Subpackages
Module contents
- inspectus.attention(attn: np.ndarray | torch.Tensor | List[torch.Tensor] | Tuple[torch.Tensor, ...], query_tokens: List[str] | None, key_tokens: List[str] | None = None, *, chart_types: List[str] | None = None, color: str | Dict[str, str] = None, theme: str = 'auto')[source]
Use this to visualize attention maps.
- Parameters:
attn (array-like) – attn should be a numpy array, a PyTorch tensor or an attention output from Huggingface transformers. For numpy arrays or PyTorch tensors, it should have the shape [q_len, k_len] or [heads, q_len, k_len] or [layers, heads, q_len, k_len].
query_tokens ((List[str], optional)) – This is the list of query tokens.
key_tokens ((List[str], optional)) – This is the list of key tokens. If not provided it defaults to query tokens.
chart_types ((List[str], optional)) – A list of chart types to render. If not provided, it defaults to [‘attention_matrix’, ‘query_token_heatmap’, ‘key_token_heatmap’, ‘dimension_heatmap’]. Possible values are ‘attention_matrix’, ‘query_token_heatmap’, ‘key_token_heatmap’, ‘dimension_heatmap’, ‘token_dim_heatmap’, ‘line_grid’.
color ((str, dict)) – A color to use for rendering components. Single color for all components or a dictionary of colors with (key: chart_type, value: color). If not provided, it defaults to ‘blue’. refer https://observablehq.com/@d3/color-schemes for color options
theme (str) – The theme to use for the visualization. Possible values are ‘auto’, ‘light’, and ‘dark’. Default is ‘auto’.
- Raises:
ValueError – If src_tokens is None or if attn is empty or if attn contains an unknown type or shape.
- inspectus.distribution(data: Dict[str, List[Dict] | List[torch.Tensor] | List[np.ndarray]], *, include_mean: bool = True, include_borders: bool = False, levels=5, alpha=0.5, color_scheme='tableau10', height: int = 500, width: int = 700, height_minimap: int = 100)[source]
Generates a distribution visualization from the given data.
- Parameters:
data (dict) – A dictionary where keys are series names and values are lists of data points. Data points can be dictionaries(output from the inspectus.data_logger), numpy arrays, or PyTorch tensors.
include_mean (bool, optional) – If True, includes the mean of the data in the visualization. Default is True.
include_borders (bool, optional) – If True, includes borders at the highest and lowest levels in the visualization. Default is False.
levels (int, optional) – An Integer between 1 and 5, the number of levels in the visualization. Default is 5.
alpha (float, optional) – Opacity of the first band. Reduces by powers for each level. Default is 0.6.
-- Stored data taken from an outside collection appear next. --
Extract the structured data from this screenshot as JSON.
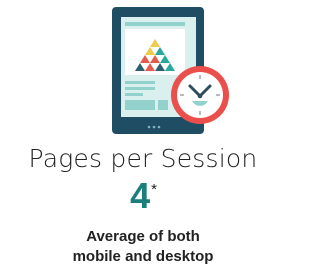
{
  "colors": {
    "text": "#222222",
    "accent": "#1a7e7a",
    "tablet_frame": "#1f4d63",
    "screen": "#d9f0ee",
    "screen_blocks": "#93d2cc",
    "clock_ring": "#ea4f4b",
    "clock_face": "#ffffff",
    "clock_hands": "#2d4e5c",
    "clock_ticks": "#9aa6ad",
    "pyramid": [
      "#f0c94d",
      "#e35b4c",
      "#27a9a0",
      "#2c5f73"
    ]
  },
  "icons": {
    "tablet": "tablet-icon",
    "clock": "clock-icon",
    "pyramid": "pyramid-graphic"
  },
  "metric": {
    "title": "Pages per Session",
    "value": "4",
    "footnote_mark": "*"
  },
  "caption": {
    "line1": "Average of both",
    "line2": "mobile and desktop"
  }
}
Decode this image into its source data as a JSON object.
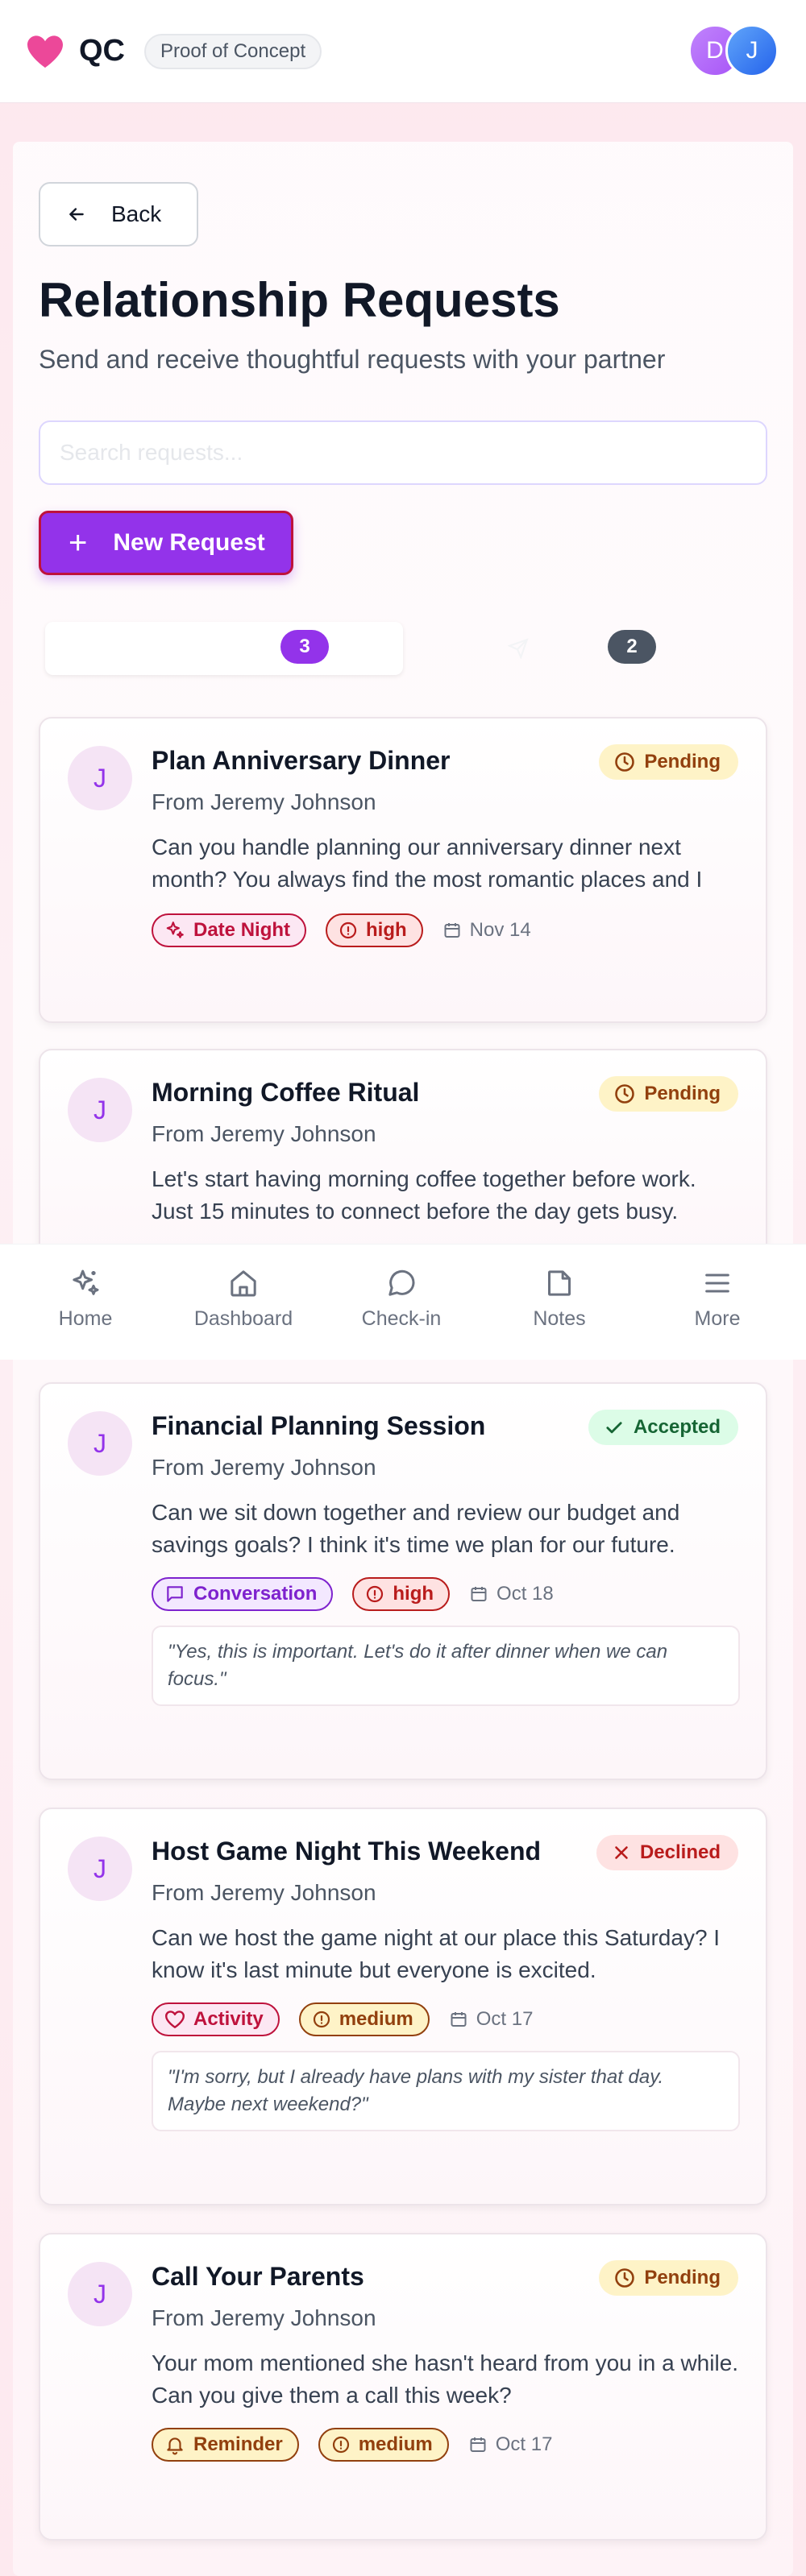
{
  "header": {
    "brand": "QC",
    "badge": "Proof of Concept",
    "avatars": [
      "D",
      "J"
    ]
  },
  "page": {
    "back_label": "Back",
    "title": "Relationship Requests",
    "subtitle": "Send and receive thoughtful requests with your partner",
    "search_placeholder": "Search requests...",
    "new_request_label": "New Request"
  },
  "tabs": {
    "received_count": "3",
    "sent_count": "2"
  },
  "cards": [
    {
      "avatar": "J",
      "title": "Plan Anniversary Dinner",
      "from": "From Jeremy Johnson",
      "message": "Can you handle planning our anniversary dinner next month? You always find the most romantic places and I love being surprised by what you choose.",
      "status": "Pending",
      "category": "Date Night",
      "priority": "high",
      "due": "Nov 14"
    },
    {
      "avatar": "J",
      "title": "Morning Coffee Ritual",
      "from": "From Jeremy Johnson",
      "message": "Let's start having morning coffee together before work. Just 15 minutes to connect before the day gets busy.",
      "status": "Pending"
    },
    {
      "avatar": "J",
      "title": "Financial Planning Session",
      "from": "From Jeremy Johnson",
      "message": "Can we sit down together and review our budget and savings goals? I think it's time we plan for our future.",
      "status": "Accepted",
      "category": "Conversation",
      "priority": "high",
      "due": "Oct 18",
      "response": "\"Yes, this is important. Let's do it after dinner when we can focus.\""
    },
    {
      "avatar": "J",
      "title": "Host Game Night This Weekend",
      "from": "From Jeremy Johnson",
      "message": "Can we host the game night at our place this Saturday? I know it's last minute but everyone is excited.",
      "status": "Declined",
      "category": "Activity",
      "priority": "medium",
      "due": "Oct 17",
      "response": "\"I'm sorry, but I already have plans with my sister that day. Maybe next weekend?\""
    },
    {
      "avatar": "J",
      "title": "Call Your Parents",
      "from": "From Jeremy Johnson",
      "message": "Your mom mentioned she hasn't heard from you in a while. Can you give them a call this week?",
      "status": "Pending",
      "category": "Reminder",
      "priority": "medium",
      "due": "Oct 17"
    }
  ],
  "nav": {
    "home": "Home",
    "dashboard": "Dashboard",
    "checkin": "Check-in",
    "notes": "Notes",
    "more": "More"
  },
  "colors": {
    "accent": "#9333ea",
    "brand_heart": "#ec4899",
    "pending": "#fef3c7",
    "accepted": "#dcfce7",
    "declined": "#fee2e2"
  }
}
color_scheme (str, optional) – The color scheme to use for the visualization. Default is ‘tableau10’.
height (int, optional) – The height of the visualization. Default is 500.
width (int, optional) – The width of the visualization. Default is 700.
height_minimap (int, optional) – The height of the minimap in the visualization. Default is 100.
- Returns:
An Altair Chart object representing the distribution visualization.
- Return type:
alt.Chart
- inspectus.series_to_distribution(series: List[Dict] | List[torch.Tensor] | List[np.ndarray], steps: np.ndarray = None)[source]
Converts a series of data points into a distribution table.
- Parameters:
series (Union[List[Dict], List['torch.Tensor'], List['np.ndarray']]) – A list of data points. Data points can be dictionaries, numpy arrays, or PyTorch tensors. Dictionary struture should be {‘values’: [data_points], ‘step’: step_value}.
steps (np.ndarray, optional) – An array of step values. If not provided, step values are inferred from the data.
- Returns:
A list of dictionaries representing the distribution table. Each dictionary contains the step, histogram, and mean of the data at that step.
- Return type:
list
- inspectus.tokens(tokens: List[str], values: torch.Tensor | np.ndarray | List[float] | Dict[str, torch.Tensor | np.ndarray | List[float]], *, token_info: list[str] | None = None, remove_padding: bool = True, colors: Dict[str, str] | None = None, theme: str = 'auto')[source]
Visualize metrics related to tokens
- Parameters:
tokens (list[str]) – List of tokens
values ((ArrayLike or dict[str, ArrayLike])) – Values to visualize. (key: name, value: list of values with shape [num_tokens])
token_info (Optional[list[str]]) – Aditional info about the tokens. Shape [num_tokens]
remove_padding (bool) – Whether to remove padding in the visualization
colors (Optional[Dict[str, str]]) – Colors to use for each metric in the visualization. If not provided, it defaults to the default color scheme.
theme (str) – The theme to use for the visualization. Possible values are ‘auto’, ‘light’, and ‘dark’. Default is ‘auto’.